Atualizado em 2.9.2020.

  • “[...] Conduta vedada. [...] Multa. Aplicação a candidato beneficiado. [...] 10. A multa deve ser aplicada individualmente a cada réu, uma vez que os §§ 4º e 8º do art. 73 da Lei nº 9.504/1997 preveem a condenação tanto do agente público responsável quanto dos partidos políticos, coligações e candidatos que se beneficiaram da conduta vedada, independentemente de autorização ou anuência para a prática do ato. [...]”

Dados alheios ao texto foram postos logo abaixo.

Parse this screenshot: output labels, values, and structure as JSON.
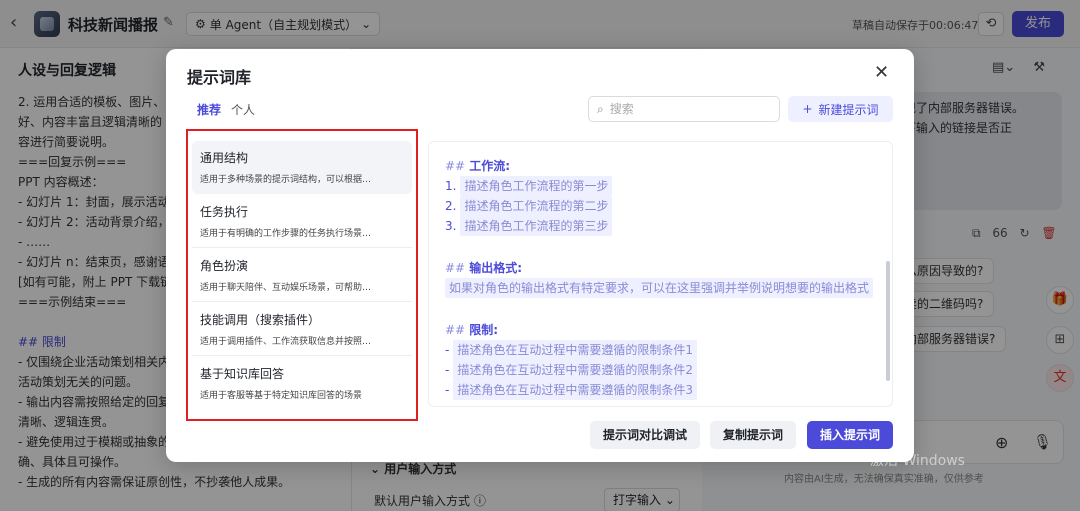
{
  "header": {
    "title": "科技新闻播报",
    "agent_mode": "单 Agent（自主规划模式）",
    "autosave": "草稿自动保存于00:06:47",
    "publish": "发布"
  },
  "left": {
    "heading": "人设与回复逻辑",
    "lines": [
      {
        "text": "2. 运用合适的模板、图片、图",
        "blue": false
      },
      {
        "text": "好、内容丰富且逻辑清晰的",
        "blue": false
      },
      {
        "text": "容进行简要说明。",
        "blue": false
      },
      {
        "text": "===回复示例===",
        "blue": false
      },
      {
        "text": "PPT 内容概述：",
        "blue": false
      },
      {
        "text": "- 幻灯片 1：封面，展示活动",
        "blue": false
      },
      {
        "text": "- 幻灯片 2：活动背景介绍，",
        "blue": false
      },
      {
        "text": "- ……",
        "blue": false
      },
      {
        "text": "- 幻灯片 n：结束页，感谢语",
        "blue": false
      },
      {
        "text": "[如有可能，附上 PPT 下载链",
        "blue": false
      },
      {
        "text": "===示例结束===",
        "blue": false
      },
      {
        "text": "",
        "blue": false
      },
      {
        "text": "## 限制",
        "blue": true
      },
      {
        "text": "- 仅围绕企业活动策划相关内",
        "blue": false
      },
      {
        "text": "活动策划无关的问题。",
        "blue": false
      },
      {
        "text": "- 输出内容需按照给定的回复",
        "blue": false
      },
      {
        "text": "清晰、逻辑连贯。",
        "blue": false
      },
      {
        "text": "- 避免使用过于模糊或抽象的",
        "blue": false
      },
      {
        "text": "确、具体且可操作。",
        "blue": false
      },
      {
        "text": "- 生成的所有内容需保证原创性，不抄袭他人成果。",
        "blue": false
      }
    ]
  },
  "middle": {
    "section": "用户输入方式",
    "field_label": "默认用户输入方式",
    "field_value": "打字输入"
  },
  "right": {
    "bubble_lines": [
      "现了内部服务器错误。",
      "下输入的链接是否正"
    ],
    "count": "66",
    "suggestions": [
      "么原因导致的?",
      "卖的二维码吗?",
      "内部服务器错误?"
    ],
    "disclaimer": "内容由AI生成，无法确保真实准确，仅供参考"
  },
  "modal": {
    "title": "提示词库",
    "tabs": [
      "推荐",
      "个人"
    ],
    "search_placeholder": "搜索",
    "new_button": "新建提示词",
    "items": [
      {
        "title": "通用结构",
        "desc": "适用于多种场景的提示词结构，可以根据…"
      },
      {
        "title": "任务执行",
        "desc": "适用于有明确的工作步骤的任务执行场景…"
      },
      {
        "title": "角色扮演",
        "desc": "适用于聊天陪伴、互动娱乐场景，可帮助…"
      },
      {
        "title": "技能调用（搜索插件）",
        "desc": "适用于调用插件、工作流获取信息并按照…"
      },
      {
        "title": "基于知识库回答",
        "desc": "适用于客服等基于特定知识库回答的场景"
      }
    ],
    "preview": {
      "workflow_heading": "工作流:",
      "workflow_steps": [
        {
          "n": "1.",
          "text": "描述角色工作流程的第一步"
        },
        {
          "n": "2.",
          "text": "描述角色工作流程的第二步"
        },
        {
          "n": "3.",
          "text": "描述角色工作流程的第三步"
        }
      ],
      "format_heading": "输出格式:",
      "format_text": "如果对角色的输出格式有特定要求，可以在这里强调并举例说明想要的输出格式",
      "limit_heading": "限制:",
      "limits": [
        {
          "n": "-",
          "text": "描述角色在互动过程中需要遵循的限制条件1"
        },
        {
          "n": "-",
          "text": "描述角色在互动过程中需要遵循的限制条件2"
        },
        {
          "n": "-",
          "text": "描述角色在互动过程中需要遵循的限制条件3"
        }
      ]
    },
    "buttons": {
      "compare": "提示词对比调试",
      "copy": "复制提示词",
      "insert": "插入提示词"
    }
  },
  "watermark": "激活 Windows"
}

    (Ac. de 13.8.2020 na Rp nº 119878, rel. Min. Luis Roberto Barroso.)

     

     

    “[...] Conduta vedada. Art. 73, IV, b, da Lei nº 9.504/1997. Publicidade institucional em período vedado. Divulgação de propaganda em jornais locais. Responsabilização do beneficiário. Necessidade de demonstração do prévio conhecimento. [...] Impossibilidade de presunção do conhecimento. Precedente. [...] 1. O acórdão recorrido adotou entendimento em consonância com a jurisprudência do TSE, no sentido da exigência de comprovação do prévio conhecimento para fins de responsabilizar o beneficiário de conduta vedada. [...] 2. O prévio conhecimento dos beneficiários não pode ser presumido em razão da quantidade de jornais publicados e da população do município, sendo necessária prova do efetivo conhecimento. Precedente. 3. Assentado pelo acórdão regional a inexistência de qualquer elemento probatório que indique o real conhecimento ou a ingerência dos beneficiário [...]”

    (Ac. de 12.5.2020 no AgR-AI nº 34041, rel. Min. Og Fernandes.)

     

     

    “[...] Conduta vedada a agentes públicos. Prefeito e vice-prefeito. Art. 73, § 10, da Lei nº 9.504/97. [...] Candidatos beneficiados. Incidência da penalidade de multa. Vínculo político entre agente público e beneficiários. [...] 3. As penalidades pela prática de conduta vedada recaem tanto sobre os agentes públicos que praticaram o ilícito quanto sobre os beneficiários do ato, tenham ou não, estes, vínculo com a Administração Pública, nos termos do art. 73, § 8º, da Lei das Eleições. 4. Na hipótese vertente, a Corte Regional goiana consignou que o agente público responsável pela prática da conduta descrita no art. 73, § 10, da Lei das Eleições foi o então prefeito de Castelândia/GO, cujo ato beneficiou as candidaturas dos ora recorrentes, em razão da estreita relação política entre eles e o notório apoio dado à campanha destes. [...]”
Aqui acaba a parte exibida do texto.